Before, then, he grants the major, he asks whether all Protestants really are bound to join the Church—are they bound in case they do not feel themselves bound; if they are satisfied that their present religion is a safe one; if they are sure it is true; if, on the other hand, they have grave doubts as to the doctrinal fidelity and purity of the Church; if they are convinced that the Church is corrupt; if their conscience instinctively rejects certain of its doctrines; if history convinces them that the Pope’s power is not jure divino, but merely in the order of Providence? if, again, they are in a heathen country where priests are not? or [pg 290] where the only priest who is to be found exacts of them, as a condition of their reception, a profession, which the Creed of Pope Pius IV. says nothing about; for instance, that the Holy See is fallible even when it teaches, or that the Temporal Power is an anti-Christian corruption? On one or other of such grounds he thinks he need not change his religion; but presently he asks himself, Can a Protestant be in such a state as to be really satisfied with his religion, as he has just now been professing? Can he possibly believe Protestantism came from above, as a whole? how much of it can he believe came from above? and, as to that portion which he feels did come from above, has it not all been derived to him from the Church, when traced to its source? Is not Protestantism in itself a negation? Did not the Church exist before it? and can he be sure, on the other hand, that any one of the Church’s doctrines is not from above? Further, he finds he has to make up his mind what is a corruption, and what are the tests of it; what he means by a religion; whether it is obligatory to profess any religion in particular; what are the standards of truth and falsehood in religion; and what are the special claims of the Church.

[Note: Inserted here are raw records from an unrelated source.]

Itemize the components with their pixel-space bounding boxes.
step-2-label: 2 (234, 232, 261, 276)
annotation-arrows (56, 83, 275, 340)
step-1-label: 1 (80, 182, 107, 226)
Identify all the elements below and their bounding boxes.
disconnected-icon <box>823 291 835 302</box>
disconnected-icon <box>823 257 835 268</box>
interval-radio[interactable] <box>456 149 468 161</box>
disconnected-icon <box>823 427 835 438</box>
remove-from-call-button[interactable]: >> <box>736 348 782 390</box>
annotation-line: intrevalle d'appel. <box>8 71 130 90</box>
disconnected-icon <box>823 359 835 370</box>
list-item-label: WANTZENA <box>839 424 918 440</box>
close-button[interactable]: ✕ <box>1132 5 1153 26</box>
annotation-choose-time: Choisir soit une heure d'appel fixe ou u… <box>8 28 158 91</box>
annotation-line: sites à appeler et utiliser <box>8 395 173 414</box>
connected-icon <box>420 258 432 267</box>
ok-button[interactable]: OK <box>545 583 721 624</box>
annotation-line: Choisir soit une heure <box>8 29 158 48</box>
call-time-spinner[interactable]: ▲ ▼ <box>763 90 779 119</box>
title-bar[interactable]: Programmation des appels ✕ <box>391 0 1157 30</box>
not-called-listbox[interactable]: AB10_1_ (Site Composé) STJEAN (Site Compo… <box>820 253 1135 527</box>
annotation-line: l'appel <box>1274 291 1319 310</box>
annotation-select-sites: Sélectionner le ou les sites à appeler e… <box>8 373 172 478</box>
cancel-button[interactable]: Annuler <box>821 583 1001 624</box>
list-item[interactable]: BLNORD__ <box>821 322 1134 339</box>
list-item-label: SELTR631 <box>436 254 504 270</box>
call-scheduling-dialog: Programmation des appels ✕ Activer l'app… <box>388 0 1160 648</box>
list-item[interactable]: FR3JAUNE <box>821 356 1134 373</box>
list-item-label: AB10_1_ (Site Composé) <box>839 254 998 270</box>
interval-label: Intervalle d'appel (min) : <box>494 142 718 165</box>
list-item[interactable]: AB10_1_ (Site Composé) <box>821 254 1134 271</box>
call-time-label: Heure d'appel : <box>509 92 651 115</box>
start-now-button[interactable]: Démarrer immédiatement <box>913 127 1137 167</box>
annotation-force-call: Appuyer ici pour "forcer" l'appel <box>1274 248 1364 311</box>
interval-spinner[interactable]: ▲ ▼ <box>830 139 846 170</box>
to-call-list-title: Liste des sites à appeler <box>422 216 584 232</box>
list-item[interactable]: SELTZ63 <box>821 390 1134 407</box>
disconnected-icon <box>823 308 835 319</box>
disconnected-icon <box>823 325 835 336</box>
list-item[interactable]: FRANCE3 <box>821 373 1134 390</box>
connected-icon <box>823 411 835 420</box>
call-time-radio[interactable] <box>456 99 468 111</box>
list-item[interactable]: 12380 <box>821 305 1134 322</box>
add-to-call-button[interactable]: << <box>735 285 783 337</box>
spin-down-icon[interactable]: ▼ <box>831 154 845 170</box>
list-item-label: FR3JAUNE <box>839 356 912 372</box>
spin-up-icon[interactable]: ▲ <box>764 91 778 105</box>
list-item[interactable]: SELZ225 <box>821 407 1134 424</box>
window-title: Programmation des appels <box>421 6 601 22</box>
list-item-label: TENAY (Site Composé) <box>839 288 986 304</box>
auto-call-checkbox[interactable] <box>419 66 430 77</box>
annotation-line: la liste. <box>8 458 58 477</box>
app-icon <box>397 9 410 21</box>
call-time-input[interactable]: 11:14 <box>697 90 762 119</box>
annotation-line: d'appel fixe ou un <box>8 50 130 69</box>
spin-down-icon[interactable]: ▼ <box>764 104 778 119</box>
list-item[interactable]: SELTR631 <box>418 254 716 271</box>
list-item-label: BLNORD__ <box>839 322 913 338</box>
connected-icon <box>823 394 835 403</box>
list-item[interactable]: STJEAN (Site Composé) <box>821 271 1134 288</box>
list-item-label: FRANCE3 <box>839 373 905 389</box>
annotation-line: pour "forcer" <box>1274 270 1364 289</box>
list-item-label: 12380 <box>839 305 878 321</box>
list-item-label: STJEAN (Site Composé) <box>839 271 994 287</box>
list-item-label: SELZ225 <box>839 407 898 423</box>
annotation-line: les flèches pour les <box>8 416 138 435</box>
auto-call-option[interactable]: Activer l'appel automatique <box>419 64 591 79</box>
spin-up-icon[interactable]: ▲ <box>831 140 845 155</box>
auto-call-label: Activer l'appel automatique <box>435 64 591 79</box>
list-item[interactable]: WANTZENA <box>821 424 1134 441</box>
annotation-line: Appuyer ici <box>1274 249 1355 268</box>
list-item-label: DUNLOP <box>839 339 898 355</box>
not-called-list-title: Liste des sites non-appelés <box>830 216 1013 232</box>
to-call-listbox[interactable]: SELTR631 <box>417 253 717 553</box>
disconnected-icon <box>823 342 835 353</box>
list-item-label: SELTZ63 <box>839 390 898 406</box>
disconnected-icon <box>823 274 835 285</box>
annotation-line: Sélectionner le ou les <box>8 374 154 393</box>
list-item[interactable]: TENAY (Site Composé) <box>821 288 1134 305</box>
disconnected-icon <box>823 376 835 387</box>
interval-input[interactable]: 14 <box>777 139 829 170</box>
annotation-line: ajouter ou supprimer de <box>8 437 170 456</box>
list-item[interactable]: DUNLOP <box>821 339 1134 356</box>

And so, again, as to the minor premiss, perhaps he will answer, that he is not a Protestant; that he is a Catholic of the early undivided Church; that he is a Catholic, but not a Papist. Then he has to determine questions about division, schism, visible unity, what is essential, what is desirable; about provisional states; as to the adjustment of the Church’s claims with those of personal judgment and responsibility; as to the soul of [pg 291] the Church contrasted with the body; as to degrees of proof, and the degree necessary for his conversion; as to what is called his providential position, and the responsibility of change; as to the sincerity of his purpose to follow the Divine Will, whithersoever it may lead him; as to his intellectual capacity of investigating such questions at all.